I was floored by the answer. My hope was this book would spark some ideas on how to best revitalize our struggling congregation It assumed community and responsibility. But for this person, this church was a choice among many and if it didn’t work out there was always another church.
So, if we are bad at ecclesiology, then what is the church all about? Again, looking at my congregation, I think the answer is found in the Design of the Christian Church (Disciples of Christ) our Affirmation of Faith.
“In Christ’s name and by his grace we accept our mission of witness and service to all people,” the Design states. Churches exist as witnesses to Jesus and communities of service. Later on, the Design is more specific of what the local church is all about:
Within the whole family of God on earth, the church appears wherever believers in Jesus the Christ are gathered in His name. Transcending all barriers within the human family, the one church manifests itself in ordered communities bound together for worship, fellowship, and service; in varied structures for mission, witness, and mutual accountability; and for the nurture and renewal of its members.
Church is the place where Christians gather together orderly in the name of Jesus. They gather for a reason: to worship God, to serve others both in and outside of the congregation, and for mutual accountability.
For me, this is something I need to remember as my church regathers and hopefully retools for mission. I’m reading Dietrich Bonehoeffer’s Life Together and he states that Jesus had a physical body that met other people with bodies. It’s a reminder that the church is embodied, it isn’t virtual. While I still disagree with her overall assessment, Tish Harrison Warren is correct about the nature of the church as embodied:
Whether or not one attends religious services, people need embodied community. We find it in book clubs or having friends over for dinner. But embodiment is a particularly important part of Christian spirituality and theology. We believe God became flesh, lived in a human body, and remains mysteriously in a human body.
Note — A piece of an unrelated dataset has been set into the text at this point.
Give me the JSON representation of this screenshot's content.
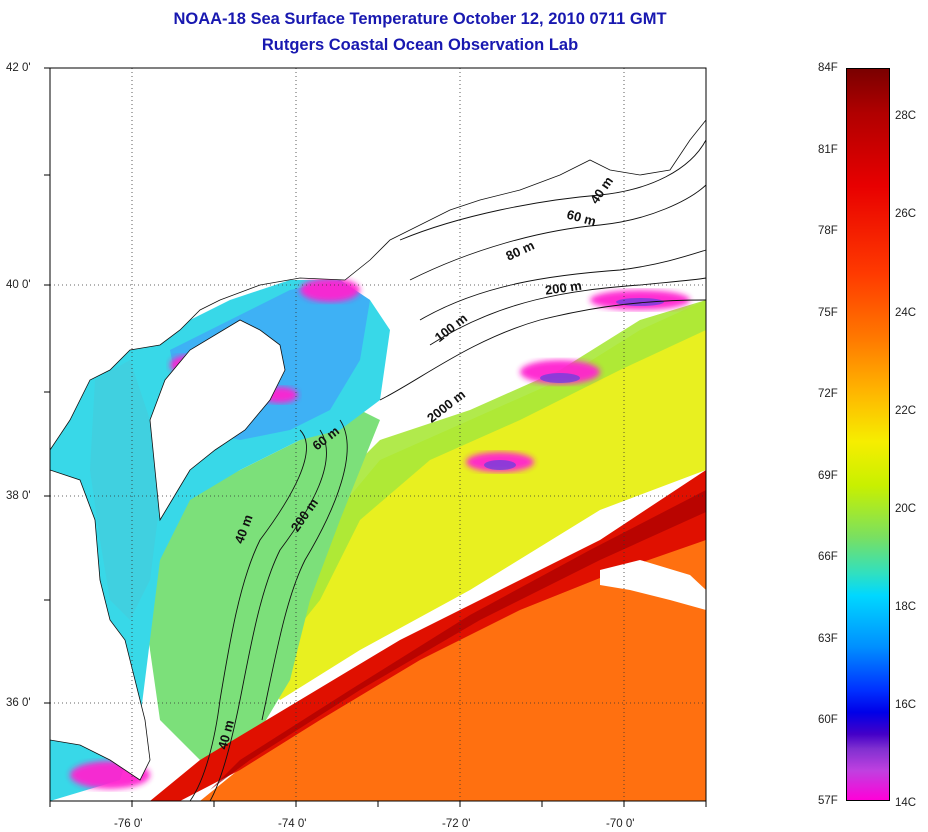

Our worship is centered not on simply thinking about certain ideas, but on eating and drinking bread and wine during communion.
I don’t think mainline churches have done a good job of teaching Christians why their local congregation matters. It’s interesting that a century ago, it was the laity that in many cases gathered together to build a church community. These days, we look to pastors to plant churches. The lay member no longer has an active role in starting congregations and may even become skeptics in planting and even maintaining existing churches. Some have even grown to think that they don’t have to come to a place for worship, they can just worship online instead.
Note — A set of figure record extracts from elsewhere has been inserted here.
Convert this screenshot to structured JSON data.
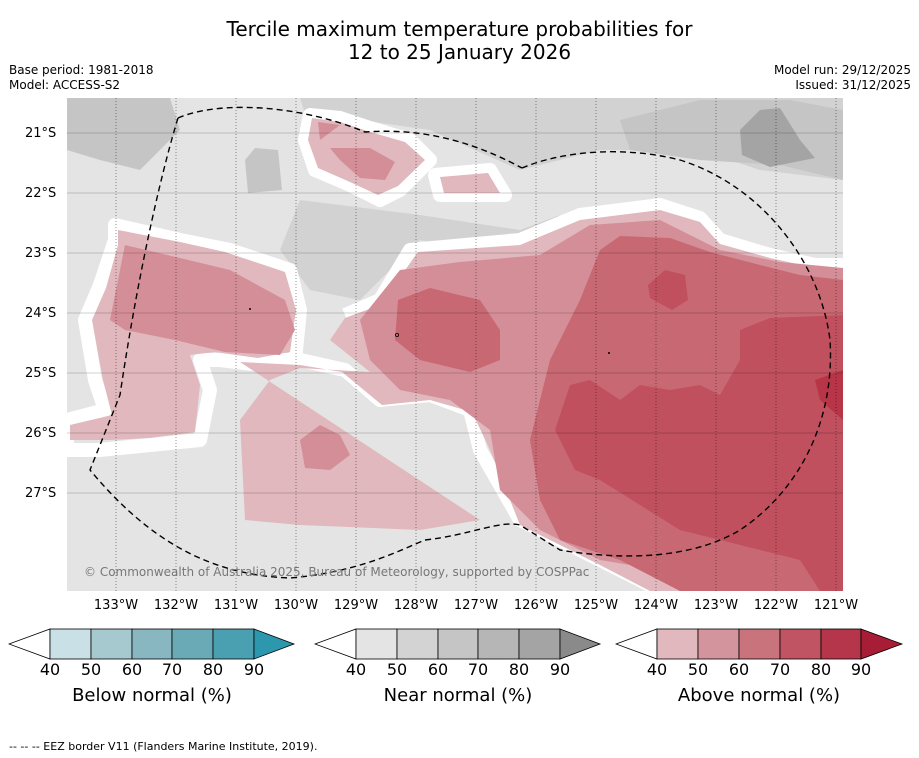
{
  "title": {
    "line1": "Tercile maximum temperature probabilities for",
    "line2": "12 to 25 January 2026"
  },
  "meta": {
    "base_period": "Base period: 1981-2018",
    "model": "Model: ACCESS-S2",
    "model_run": "Model run: 29/12/2025",
    "issued": "Issued: 31/12/2025"
  },
  "map": {
    "lat_labels": [
      "21°S",
      "22°S",
      "23°S",
      "24°S",
      "25°S",
      "26°S",
      "27°S"
    ],
    "lon_labels": [
      "133°W",
      "132°W",
      "131°W",
      "130°W",
      "129°W",
      "128°W",
      "127°W",
      "126°W",
      "125°W",
      "124°W",
      "123°W",
      "122°W",
      "121°W"
    ],
    "copyright": "© Commonwealth of Australia 2025, Bureau of Meteorology, supported by COSPPac",
    "colors": {
      "near_background": "#e4e4e4",
      "near_50": "#d2d2d2",
      "near_60": "#c5c5c5",
      "near_80": "#a4a4a4",
      "above_40": "#e0b8be",
      "above_50": "#d48e98",
      "above_60": "#c86873",
      "above_70": "#c0505e",
      "above_80": "#b83447"
    }
  },
  "colorbars": [
    {
      "title": "Below normal (%)",
      "ticks": [
        "40",
        "50",
        "60",
        "70",
        "80",
        "90"
      ],
      "colors": [
        "#ffffff",
        "#c9e0e6",
        "#a6c9cf",
        "#88b7c2",
        "#6aaab7",
        "#4a9fb0",
        "#2d98ad"
      ]
    },
    {
      "title": "Near normal (%)",
      "ticks": [
        "40",
        "50",
        "60",
        "70",
        "80",
        "90"
      ],
      "colors": [
        "#ffffff",
        "#e4e4e4",
        "#d3d3d3",
        "#c5c5c5",
        "#b6b6b6",
        "#a4a4a4",
        "#8a8a8a"
      ]
    },
    {
      "title": "Above normal (%)",
      "ticks": [
        "40",
        "50",
        "60",
        "70",
        "80",
        "90"
      ],
      "colors": [
        "#ffffff",
        "#e0b8be",
        "#d4949d",
        "#c9737d",
        "#c05463",
        "#b5364b",
        "#a81d36"
      ]
    }
  ],
  "footnote": "-- -- -- EEZ border V11 (Flanders Marine Institute, 2019)."
}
This needs to change. I don’t think it’s going to happen in denominational headquarters; they don’t have the imagination at this point to turn things around. It’s going to come from the “Don Quixotes” of the church who have a passion for the local church and how to empower people to be energized followers of Jesus. Whether to those Don Quixotes are willing to organize as they chase those windmills remain to be seen.
I look at this empty room that was once a sanctuary. The church is gone, replanted to start again.
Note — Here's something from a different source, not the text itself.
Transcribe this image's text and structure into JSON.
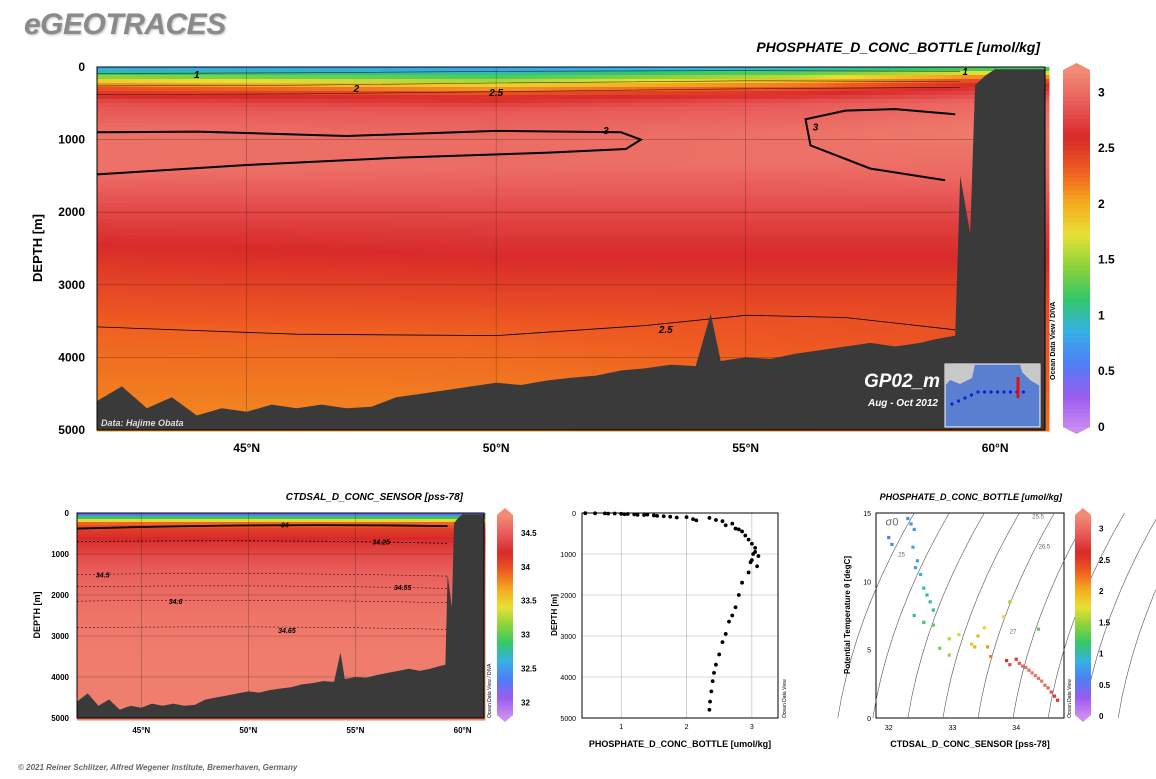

Back in the 1980s, Steve Taylor made a name for himself as a Contemporary Christian New Wave musician. One of his most well-known songs is called “This Disco Used To Be A Cute Cathedral.” He wrote this song based on Limelight, a dance club in New York City. The club happened to be housed in a former Episcopal Church, the Church of the Holy Communion. The building had a holy purpose, but it no longer has that role anymore. The church no longer filled the space.
I totally understand the church isn’t a building. But the church is a place. Is the big C Church working to plant more places where the people of God gather?